We’ll get more into #4 when I’m feeling better and there is a larger sample size, but what most struck me about Foye’s first two games is that his offense was way ahead of his defense and that he most definitely fits the mold of a shoot-first point guard. That’s an indirect compliment to Bassy Telfair, who has accustomed us to a point guard who prioritizes ball distribution and proactive passing (as opposed to the more passive perimeter tossover or the dump into the post). Foye had 10 shots and zero assists in 21:16 last night after going 4-8 FG with 2 dimes in 17:43 Tuesday. That’s 18 shots and two assists in 38:59, and aside from a Gerald Green or Shaddy-like flurry of 3-3 FG to open Tuesday’s second quarter, he was 4-15 from the field. If this keeps up, Foye will be robbing time from Shaddy, GG, and Jaric more than from Telfair. Here’s hoping as Foye gets settled in that there will be less spangles and more glue to his all around game.

3. Small vs. Large Update

Ryan Gomes was too classy to say he was playing out of position on Tuesday night, blaming his own lack of aggressiveness for his scoreless evening, But did we really need to watch Jefferson-Gomes-McCants play head-up against Wallace-Noah-Nocioni for very long before deciding it wasn’t going to be pretty? How often do the Wolves get outrebounded 4 to 3 (48-36)? When last night’s starting lineup had Brewer in for Shaddy, I assumed it was a height thang rather than a virus on McCants.
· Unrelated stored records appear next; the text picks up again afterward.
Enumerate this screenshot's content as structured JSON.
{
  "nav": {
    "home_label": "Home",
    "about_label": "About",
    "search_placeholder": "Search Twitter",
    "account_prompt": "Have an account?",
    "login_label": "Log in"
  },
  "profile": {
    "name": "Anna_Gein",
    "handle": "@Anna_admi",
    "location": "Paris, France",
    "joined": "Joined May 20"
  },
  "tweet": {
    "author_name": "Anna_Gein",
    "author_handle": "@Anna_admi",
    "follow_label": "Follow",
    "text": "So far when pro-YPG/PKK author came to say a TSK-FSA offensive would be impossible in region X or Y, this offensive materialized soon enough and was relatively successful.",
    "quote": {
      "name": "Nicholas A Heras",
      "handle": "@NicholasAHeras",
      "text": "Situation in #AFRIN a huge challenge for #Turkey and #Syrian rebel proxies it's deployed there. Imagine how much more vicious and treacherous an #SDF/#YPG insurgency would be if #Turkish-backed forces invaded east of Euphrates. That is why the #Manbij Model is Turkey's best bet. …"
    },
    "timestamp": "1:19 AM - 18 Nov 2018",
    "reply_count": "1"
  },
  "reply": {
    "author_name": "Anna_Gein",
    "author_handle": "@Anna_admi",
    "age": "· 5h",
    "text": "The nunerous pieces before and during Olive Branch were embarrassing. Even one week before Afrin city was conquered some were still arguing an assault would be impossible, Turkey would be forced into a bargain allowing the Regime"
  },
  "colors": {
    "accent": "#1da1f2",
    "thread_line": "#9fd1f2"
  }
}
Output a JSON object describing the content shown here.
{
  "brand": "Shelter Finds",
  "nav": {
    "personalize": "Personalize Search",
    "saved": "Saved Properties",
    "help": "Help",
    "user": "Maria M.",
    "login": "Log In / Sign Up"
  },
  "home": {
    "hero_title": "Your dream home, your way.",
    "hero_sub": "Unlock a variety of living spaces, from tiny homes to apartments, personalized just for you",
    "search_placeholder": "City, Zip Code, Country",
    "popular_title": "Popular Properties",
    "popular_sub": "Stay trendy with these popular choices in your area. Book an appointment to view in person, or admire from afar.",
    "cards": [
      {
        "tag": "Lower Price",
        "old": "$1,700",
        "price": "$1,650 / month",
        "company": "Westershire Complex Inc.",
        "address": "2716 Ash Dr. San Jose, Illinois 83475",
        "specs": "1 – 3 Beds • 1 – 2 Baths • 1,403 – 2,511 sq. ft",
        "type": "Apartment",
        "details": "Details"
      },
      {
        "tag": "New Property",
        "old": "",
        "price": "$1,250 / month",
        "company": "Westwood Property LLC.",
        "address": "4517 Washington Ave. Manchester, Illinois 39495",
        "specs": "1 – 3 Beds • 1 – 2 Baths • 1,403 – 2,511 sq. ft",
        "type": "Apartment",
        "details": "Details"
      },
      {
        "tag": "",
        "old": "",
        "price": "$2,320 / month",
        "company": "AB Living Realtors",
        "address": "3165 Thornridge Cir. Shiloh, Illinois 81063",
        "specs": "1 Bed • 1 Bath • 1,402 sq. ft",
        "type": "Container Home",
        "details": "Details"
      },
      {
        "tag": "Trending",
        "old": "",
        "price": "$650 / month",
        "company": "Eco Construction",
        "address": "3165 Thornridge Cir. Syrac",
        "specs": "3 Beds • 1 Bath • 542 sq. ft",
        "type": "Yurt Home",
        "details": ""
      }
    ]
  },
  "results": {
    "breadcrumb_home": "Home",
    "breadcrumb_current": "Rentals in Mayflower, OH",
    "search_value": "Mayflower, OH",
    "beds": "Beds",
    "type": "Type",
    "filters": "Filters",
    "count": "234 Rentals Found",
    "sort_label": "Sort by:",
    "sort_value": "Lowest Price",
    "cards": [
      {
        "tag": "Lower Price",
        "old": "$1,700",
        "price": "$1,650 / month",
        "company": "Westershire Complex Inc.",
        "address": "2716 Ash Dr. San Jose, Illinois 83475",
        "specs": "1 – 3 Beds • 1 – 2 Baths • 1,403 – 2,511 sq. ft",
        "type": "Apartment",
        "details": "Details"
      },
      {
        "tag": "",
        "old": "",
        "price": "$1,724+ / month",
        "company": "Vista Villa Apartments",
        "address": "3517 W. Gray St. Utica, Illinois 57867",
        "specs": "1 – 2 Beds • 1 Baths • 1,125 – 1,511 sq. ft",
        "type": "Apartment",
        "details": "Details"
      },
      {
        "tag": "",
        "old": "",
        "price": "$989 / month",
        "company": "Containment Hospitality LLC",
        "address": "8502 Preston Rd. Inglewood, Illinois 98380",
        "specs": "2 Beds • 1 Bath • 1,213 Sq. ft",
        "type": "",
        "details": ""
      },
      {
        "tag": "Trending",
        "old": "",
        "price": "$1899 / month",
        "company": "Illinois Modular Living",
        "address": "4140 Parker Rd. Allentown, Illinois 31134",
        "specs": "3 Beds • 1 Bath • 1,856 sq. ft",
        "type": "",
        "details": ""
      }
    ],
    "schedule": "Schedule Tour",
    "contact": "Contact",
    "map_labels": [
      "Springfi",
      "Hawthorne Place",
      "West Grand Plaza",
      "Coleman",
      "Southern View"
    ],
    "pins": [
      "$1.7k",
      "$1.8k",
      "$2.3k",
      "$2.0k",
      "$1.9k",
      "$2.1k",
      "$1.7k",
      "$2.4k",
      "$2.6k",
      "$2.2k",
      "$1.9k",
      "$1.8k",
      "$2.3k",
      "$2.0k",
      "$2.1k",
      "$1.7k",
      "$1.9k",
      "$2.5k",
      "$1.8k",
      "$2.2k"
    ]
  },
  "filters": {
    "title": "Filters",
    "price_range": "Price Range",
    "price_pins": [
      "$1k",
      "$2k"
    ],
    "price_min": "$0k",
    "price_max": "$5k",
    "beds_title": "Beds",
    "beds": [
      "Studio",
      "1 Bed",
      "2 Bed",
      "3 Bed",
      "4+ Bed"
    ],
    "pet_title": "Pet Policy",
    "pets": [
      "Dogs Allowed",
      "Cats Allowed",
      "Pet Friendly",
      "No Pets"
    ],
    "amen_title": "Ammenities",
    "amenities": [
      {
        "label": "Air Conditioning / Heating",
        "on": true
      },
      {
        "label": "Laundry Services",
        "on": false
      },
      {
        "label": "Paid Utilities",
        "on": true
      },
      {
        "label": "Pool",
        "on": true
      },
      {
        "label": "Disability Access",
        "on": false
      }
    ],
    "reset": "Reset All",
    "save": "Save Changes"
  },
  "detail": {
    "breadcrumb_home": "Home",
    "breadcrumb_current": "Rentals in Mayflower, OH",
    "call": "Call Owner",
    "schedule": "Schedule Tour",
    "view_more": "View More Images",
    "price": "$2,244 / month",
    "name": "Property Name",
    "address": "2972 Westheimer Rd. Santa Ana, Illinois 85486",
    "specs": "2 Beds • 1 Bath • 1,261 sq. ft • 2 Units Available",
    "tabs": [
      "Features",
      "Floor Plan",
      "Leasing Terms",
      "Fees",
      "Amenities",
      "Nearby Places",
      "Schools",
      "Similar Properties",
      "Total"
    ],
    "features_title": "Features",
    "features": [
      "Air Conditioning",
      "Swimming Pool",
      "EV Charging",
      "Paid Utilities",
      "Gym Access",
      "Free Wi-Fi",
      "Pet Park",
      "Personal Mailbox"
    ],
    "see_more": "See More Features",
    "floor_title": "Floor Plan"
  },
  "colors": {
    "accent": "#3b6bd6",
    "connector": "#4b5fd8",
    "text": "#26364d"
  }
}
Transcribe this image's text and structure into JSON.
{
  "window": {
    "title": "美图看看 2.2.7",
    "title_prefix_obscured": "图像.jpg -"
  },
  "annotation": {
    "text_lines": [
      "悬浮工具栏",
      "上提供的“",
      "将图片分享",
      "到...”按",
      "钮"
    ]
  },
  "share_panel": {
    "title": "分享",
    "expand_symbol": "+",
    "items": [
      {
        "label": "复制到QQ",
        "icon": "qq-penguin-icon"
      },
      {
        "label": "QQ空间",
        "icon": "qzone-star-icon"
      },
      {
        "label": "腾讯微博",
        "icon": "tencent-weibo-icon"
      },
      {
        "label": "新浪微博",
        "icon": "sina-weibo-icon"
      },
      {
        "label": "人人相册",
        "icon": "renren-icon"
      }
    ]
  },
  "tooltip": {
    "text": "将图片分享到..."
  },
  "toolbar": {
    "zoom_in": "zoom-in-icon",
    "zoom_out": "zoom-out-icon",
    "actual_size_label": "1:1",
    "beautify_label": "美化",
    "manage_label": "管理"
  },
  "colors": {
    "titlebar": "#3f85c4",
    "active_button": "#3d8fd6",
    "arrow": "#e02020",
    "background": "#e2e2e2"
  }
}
Anyway, I thought two stints really changed the nature of last night’s game. The first was when coach Randy Wittman finally went big, putting Michael Doleac and Antoine Walker in so that Gomes was kicked down to small forward at the beginning of the second period. The Wolves were plus +8 over the next 5:40. The second tone-changer was when Boylan subbed in guard Chris Duhon for the seven-footer Noah with 5:38 to go in the third. The Bulls were minus -11 for the rest of the period. That’s a total 19-point swing in a combined 11:18, and it happened when the Wolves went big and then when the Bulls went small.